Hodneland Erlend, Lundervold Arvid, Rørvik Jarle, Munthe-Kaas Antonella Z
Department of Biomedicine, University of Bergen, Bergen, Norway.
Department of Biomedicine, University of Bergen, Bergen, Norway; Department of Radiology, Haukeland University Hospital, Bergen, Norway.
Comput Med Imaging Graph. 2014 Apr;38(3):202-10. doi: 10.1016/j.compmedimag.2013.12.007. Epub 2013 Dec 21.
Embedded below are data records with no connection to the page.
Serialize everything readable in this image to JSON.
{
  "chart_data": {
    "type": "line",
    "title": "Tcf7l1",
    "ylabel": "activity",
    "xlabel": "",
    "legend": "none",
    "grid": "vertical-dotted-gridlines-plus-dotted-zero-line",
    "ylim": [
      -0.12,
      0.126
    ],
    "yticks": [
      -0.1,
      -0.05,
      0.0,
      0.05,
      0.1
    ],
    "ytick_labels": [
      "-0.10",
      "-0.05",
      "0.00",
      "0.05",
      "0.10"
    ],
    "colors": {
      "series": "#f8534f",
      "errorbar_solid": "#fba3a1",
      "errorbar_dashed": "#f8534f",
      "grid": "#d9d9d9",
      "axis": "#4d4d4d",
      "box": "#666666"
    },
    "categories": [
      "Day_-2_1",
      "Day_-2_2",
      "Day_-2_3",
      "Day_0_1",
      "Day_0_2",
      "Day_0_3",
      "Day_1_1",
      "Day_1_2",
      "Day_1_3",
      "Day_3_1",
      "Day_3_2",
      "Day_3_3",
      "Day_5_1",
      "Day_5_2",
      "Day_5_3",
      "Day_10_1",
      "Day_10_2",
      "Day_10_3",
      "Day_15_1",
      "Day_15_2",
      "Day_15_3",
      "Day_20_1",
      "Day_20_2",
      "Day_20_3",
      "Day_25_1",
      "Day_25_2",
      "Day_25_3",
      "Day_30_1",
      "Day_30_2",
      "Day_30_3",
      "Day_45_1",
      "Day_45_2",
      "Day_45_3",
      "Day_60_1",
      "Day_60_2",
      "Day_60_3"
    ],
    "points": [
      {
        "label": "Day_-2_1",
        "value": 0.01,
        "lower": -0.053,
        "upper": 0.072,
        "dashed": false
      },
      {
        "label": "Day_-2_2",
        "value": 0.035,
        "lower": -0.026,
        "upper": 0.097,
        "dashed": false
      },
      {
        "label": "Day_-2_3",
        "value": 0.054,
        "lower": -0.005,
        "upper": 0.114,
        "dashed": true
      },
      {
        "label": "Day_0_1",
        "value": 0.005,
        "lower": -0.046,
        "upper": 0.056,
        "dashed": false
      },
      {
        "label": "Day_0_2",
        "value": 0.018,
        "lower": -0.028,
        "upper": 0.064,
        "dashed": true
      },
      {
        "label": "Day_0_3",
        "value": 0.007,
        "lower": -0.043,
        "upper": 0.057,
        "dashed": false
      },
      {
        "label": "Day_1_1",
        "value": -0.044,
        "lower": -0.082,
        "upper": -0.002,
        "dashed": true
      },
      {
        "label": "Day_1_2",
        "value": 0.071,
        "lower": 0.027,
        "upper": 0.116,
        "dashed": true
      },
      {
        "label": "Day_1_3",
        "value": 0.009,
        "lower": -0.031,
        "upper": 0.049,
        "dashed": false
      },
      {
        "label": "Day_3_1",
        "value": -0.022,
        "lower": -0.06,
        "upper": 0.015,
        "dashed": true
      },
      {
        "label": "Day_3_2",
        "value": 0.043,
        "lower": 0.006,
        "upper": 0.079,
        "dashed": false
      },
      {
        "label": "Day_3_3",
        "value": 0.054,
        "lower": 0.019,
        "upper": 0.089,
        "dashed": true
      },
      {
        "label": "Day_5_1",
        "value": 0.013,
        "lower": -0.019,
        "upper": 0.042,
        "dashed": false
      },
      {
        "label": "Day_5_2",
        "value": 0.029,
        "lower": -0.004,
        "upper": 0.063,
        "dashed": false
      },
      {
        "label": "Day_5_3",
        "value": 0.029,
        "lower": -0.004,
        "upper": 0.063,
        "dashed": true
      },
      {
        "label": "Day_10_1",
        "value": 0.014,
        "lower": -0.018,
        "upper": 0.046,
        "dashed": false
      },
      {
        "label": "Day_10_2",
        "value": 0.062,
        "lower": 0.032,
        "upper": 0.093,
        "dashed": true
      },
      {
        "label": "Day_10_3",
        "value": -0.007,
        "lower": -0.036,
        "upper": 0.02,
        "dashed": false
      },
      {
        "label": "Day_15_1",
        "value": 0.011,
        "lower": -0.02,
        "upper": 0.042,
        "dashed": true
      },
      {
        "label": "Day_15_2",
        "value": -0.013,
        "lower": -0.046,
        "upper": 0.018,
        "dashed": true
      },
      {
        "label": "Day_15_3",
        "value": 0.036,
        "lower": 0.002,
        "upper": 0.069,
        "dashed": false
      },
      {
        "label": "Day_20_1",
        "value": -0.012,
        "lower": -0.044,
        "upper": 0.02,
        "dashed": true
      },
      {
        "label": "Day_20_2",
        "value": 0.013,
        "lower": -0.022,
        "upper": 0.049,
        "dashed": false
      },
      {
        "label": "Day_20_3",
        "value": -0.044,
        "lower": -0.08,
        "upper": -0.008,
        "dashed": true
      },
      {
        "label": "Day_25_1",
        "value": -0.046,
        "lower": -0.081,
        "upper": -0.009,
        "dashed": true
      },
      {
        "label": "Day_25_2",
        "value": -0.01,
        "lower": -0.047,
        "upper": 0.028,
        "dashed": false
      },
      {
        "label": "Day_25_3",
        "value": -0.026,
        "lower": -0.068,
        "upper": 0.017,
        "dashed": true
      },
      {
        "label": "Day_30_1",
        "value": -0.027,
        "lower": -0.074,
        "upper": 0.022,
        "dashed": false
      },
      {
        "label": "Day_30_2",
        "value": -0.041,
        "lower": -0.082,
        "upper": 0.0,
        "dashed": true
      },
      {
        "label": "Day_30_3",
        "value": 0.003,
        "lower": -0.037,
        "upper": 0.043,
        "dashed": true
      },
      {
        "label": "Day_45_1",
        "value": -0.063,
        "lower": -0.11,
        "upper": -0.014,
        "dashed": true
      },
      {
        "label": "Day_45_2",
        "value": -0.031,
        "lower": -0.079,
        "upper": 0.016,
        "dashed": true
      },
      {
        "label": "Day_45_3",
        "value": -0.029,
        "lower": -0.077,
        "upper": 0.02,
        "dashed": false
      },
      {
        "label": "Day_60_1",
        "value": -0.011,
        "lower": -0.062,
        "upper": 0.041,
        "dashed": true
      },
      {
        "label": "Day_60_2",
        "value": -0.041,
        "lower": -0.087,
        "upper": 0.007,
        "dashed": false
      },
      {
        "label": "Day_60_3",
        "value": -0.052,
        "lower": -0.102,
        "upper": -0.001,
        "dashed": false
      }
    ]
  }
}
Dynamic MR image recordings (DCE-MRI) of moving organs using bolus injections create two different types of dynamics in the images: (i) spatial motion artifacts due to patient movements, breathing and physiological pulsations that we want to counteract and (ii) signal intensity changes during contrast agent wash-in and wash-out that we want to preserve. Proper image registration is needed to counteract the motion artifacts and for a reliable assessment of physiological parameters. In this work we present a partial differential equation-based method for deformable multimodal image registration using normalized gradients and the Fourier transform to solve the Euler-Lagrange equations in a multilevel hierarchy. This approach is particularly well suited to handle the motion challenges in DCE-MRI time series, being validated on ten DCE-MRI datasets from the moving kidney. We found that both normalized gradients and mutual information work as high-performing cost functionals for motion correction of this type of data. Furthermore, we demonstrated that normalized gradients have improved performance compared to mutual information as assessed by several performance measures. We conclude that normalized gradients can be a viable alternative to mutual information regarding registration accuracy, and with promising clinical applications to DCE-MRI recordings from moving organs.
使用团注注射对移动器官进行动态磁共振图像记录(DCE - MRI)会在图像中产生两种不同类型的动态变化:(i)由于患者移动、呼吸和生理脉动导致的空间运动伪影,我们希望抵消这些伪影;(ii)对比剂注入和洗脱期间的信号强度变化,我们希望保留这些变化。需要进行适当的图像配准来抵消运动伪影并可靠地评估生理参数。在这项工作中,我们提出了一种基于偏微分方程的可变形多模态图像配准方法,该方法使用归一化梯度和傅里叶变换在多级层次结构中求解欧拉 - 拉格朗日方程。这种方法特别适合处理DCE - MRI时间序列中的运动挑战,并在来自移动肾脏的十个DCE - MRI数据集上得到了验证。我们发现,归一化梯度和互信息都可作为此类数据运动校正的高性能代价函数。此外,通过几种性能指标评估,我们证明归一化梯度相比互信息具有更好的性能。我们得出结论,就配准精度而言,归一化梯度可以成为互信息的可行替代方案,并且在对来自移动器官的DCE - MRI记录进行临床应用方面具有广阔前景。